With the MAHA Report focusing heavily on sedentary lifestyles and low-income people's reliance on ultraprocessed, inexpensive food, Food and Water Watch (FWW) senior policy analyst Rebecca Wolf said the document amounts to "half-baked finger-pointing that blames the sick."

"Improving public health in America cannot happen without reigning in corporate control. It is a grave mistake to exclude Big Ag from culpability," said Wolf. "Any administration serious about public health must strictly regulate the corporations putting our food and water supplies at risk."
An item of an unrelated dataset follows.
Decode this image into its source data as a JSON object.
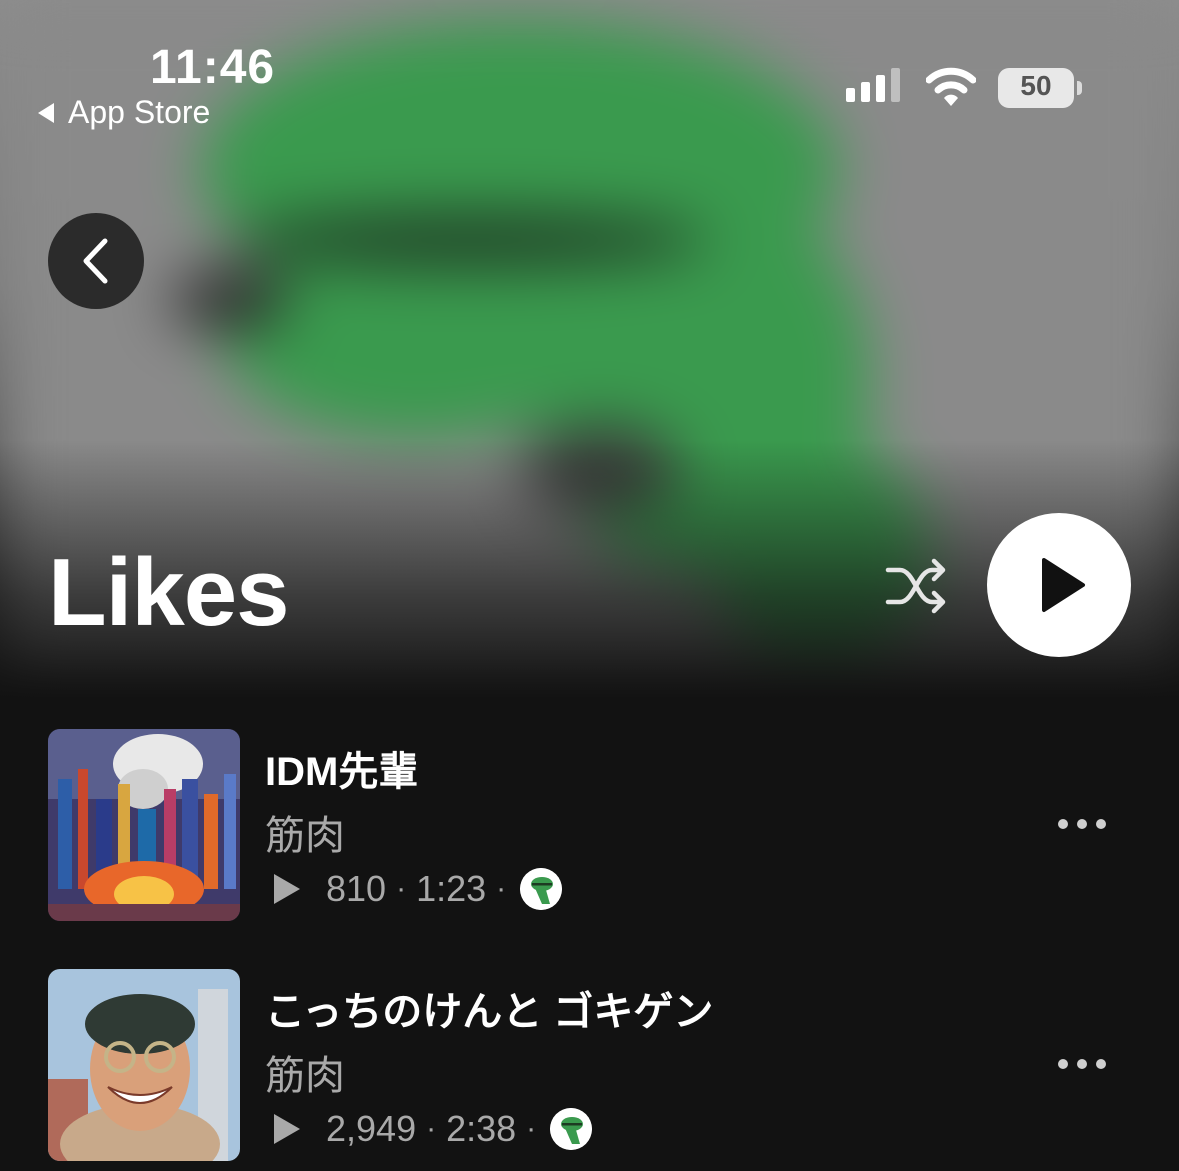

Policy solutions that went ignored in the report, said Wolf, include:

  • Closing the "Generally Recognized as Safe" loophole that allows corporations to self-certify the safety of food additives without Food and Drug Administration approval;
  • Canceling plans to roll back existing regulations for per- and polyfluoroalkyl substances, or PFAS;
  • Fully funding and staffing food safety agencies, which have been slashed by the Trump administration; and
  • Stopping state legislatures from passing laws called "Cancer Gag Act legislation" by opponents, which would limit pesticide manufacturer liability in health-related lawsuits.

"The report is right to highlight the health impacts of ultraprocessed foods, microplastics, PFAS, and pesticides," said FWW, "but falls short of directing real policy recommendations capable of reigning in corporate polluters."